Please note: In the future, governance will decide the set of attestations that permit or prohibit Citizenship.

Subject to Citizens’ House Approval

Before any enforcement action is taken, the Foundation must post a proposal summarizing the reported bribery incident and corresponding enforcement actions. The Citizens’ House will then have one week to veto any enforcement decisions proposed by the Foundation. If an enforcement action suggested by the Foundation is veto’d, no enforcement action will take place. New reports filed about the same instance will not be re-considered.

3 Likes

Same question as for the self-dealing rule:

Simple majority?

1 Like

Moving forward, I’d suggest creating an Anti-Bribery Committee dedicated to overseeing all Retro Funding rounds. This committee should be responsible for implementing anti-bribery guidelines, monitoring for any potential unethical behavior that’s against the code of conducts, and ensuring that all votes are cast without bias or undue influence.

Attestations are a way forward.
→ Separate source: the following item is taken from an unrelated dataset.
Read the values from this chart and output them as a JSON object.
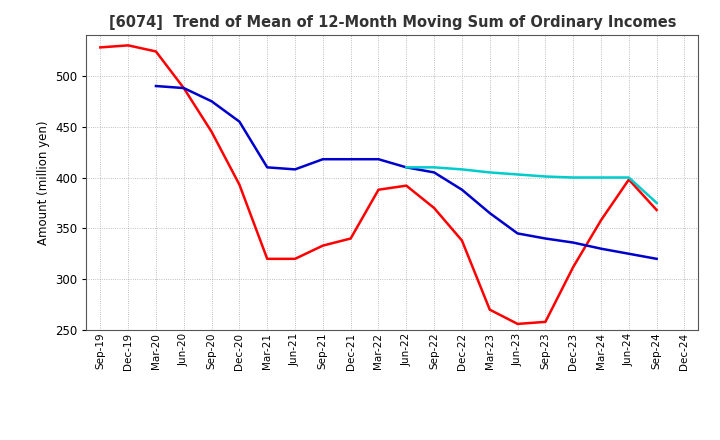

But ideally we should have algorithms in place that are helpful in highlighting dubious behaviour/interactions with the collective.

Furthermore I would advocate that based on a “severity” they would be further published to an on-chain registry.

Grants provide a lifeline to many projects and we should be doing our absolute best to remove bad actors from the process.

In terms of a “good enough” system I would optimise for early-detection and sybil resistance.

On a high level I would design as follows:

  • Ensure key data is made available for public participation in algorithm design and analysis
  • Setup an open bounty program that allows public to submit reports for rewards based on severity of detection
  • Having a week to enforce a decision seems short sighted.
  • To open up a claim, one should also be at risk as the claim is potentially reputation damaging. (Depending on the severity, we should scale the stake required to open up a claim)
  • Invalid claims, reporters lose and defendant is given stake

This all seems complicated but if we want our systems to scale I think a lot of these processes need to move on-chain.